Jeff O'Handley

The Doubting Writer Finds His Voice

Reaction Pieces

Been a while, hasn’t it?

A good thing I did in 2024 was to rejoin a writer’s group. It took a while. One of my friends from the first writers’ group I was emailed me way back in spring of 2024, telling me she had revived the group, and asking me to join. In typical fashion, I kept finding reasons not to go—and some of them were legitimate!—but in late October, I started going, and I’m glad I did.

The Sunday after Election Day, I wrote my first anger piece, a response to the shock and horror of knowing that the imperfect America I grew up in and loved was gone, and also a response to Internet Nazi puke, Nick Fuentes, who, hours after the election was clearly decided, tweeted ‘Your body. My choice. Forever.’ The piece I wrote involved the protagonist roughing up someone wearing a shirt with that slogan. Unusual for me in these groups, it was pretty much complete, clocking in at just over 700 words, and also unlike much of my writing in these groups, it was pretty clean (not that it was ‘finished’ or ‘polished,’ just that there were very few crossouts, inserts, or arrows shooting all over the page to tell me that this line should actually go here or there. I wrote for however long we had furiously, with purpose, and the truth is, I think I’d been writing this thing in my head since I first saw the tweet. The word ‘cathartic’ comes to mind.

An open notebook written on in blue ink.
Possible the ‘cleanest’ first draft ever!

When I copied it from my notebook to a Word document later that day or during the week, I added some stuff, and I already had an idea of where it would go from there. The end result is something just over 8000 words, and I’m actually looking at submitting it to places. The anger is there, still raw, but there’s also thought, reflection, and even a little redemption. I actually like what it has become.

Literally one week later, I wrote my second anger piece. There’s no physical violence depicted, though it invokes what is probably the worst period in human history, the Holocaust. This was triggered by one of the prompts we were given to work from, if we chose. The prompt in question? “Write about an amazing tattoo.” As soon as I heard those words, I knew immediately that the tattoo in question could only come from one place on earth (so far), and one point in time (so far): Auschwitz.

The human mind works in really strange ways, and as I wrote that afternoon, what started out as someone seeing this tattoo on the arm of an old man became a reminiscence piece, as my protagonist found himself remembering being on the beach with his high school sweetheart. Perhaps the initial anger over the election had ebbed a bit (don’t get me wrong: I’m still pissed), because the tone of this piece is very different from the T-shirt piece. The overall feeling here is sadness, and, strangely, nostalgia, and I am a little uncomfortable with it. When it came time to read our pieces to the group that day, I chickened out, and censored myself, opting to sketch out the “reminiscence” scene that occupies that middle. I did this partly because we work in a public space and there was a small child in the room (indeed, when I read my t-shirt piece the previous week, I dropped one F-bomb in reading voice before being aware that there were kids not too far away). It wasn’t just the adult content that had me self-censoring: the scene in question felt almost disrespectful to victims of the Holocaust, and that was absolutely not my intention. The problem, I think, was that did not have time to tie these two strands together properly. I knew the idea of what I wanted to do, but couldn’t quite pull it together.
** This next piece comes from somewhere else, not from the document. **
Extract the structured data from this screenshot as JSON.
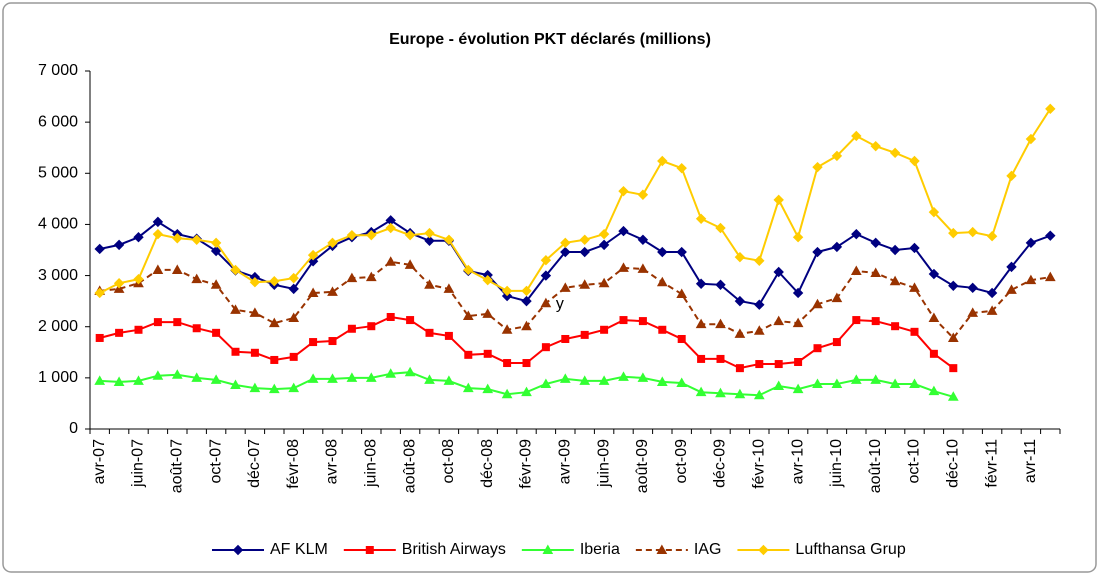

Once I “finished” the t-shirt story I began putting serious time into the tattoo story. It is now nearly 15,000 words long. The overall tone is still one of sadness, which is right, but the story also veered off in ways I never expected, and it still strikes me as inappropriate for the thought that inspired it. As I read it over this morning, in hopes of being able to truly finish it, I realize I still haven’t found a way to bring it all together in a way that is clean.

Sadly, the conditions that spurred the creation of both stories still exist.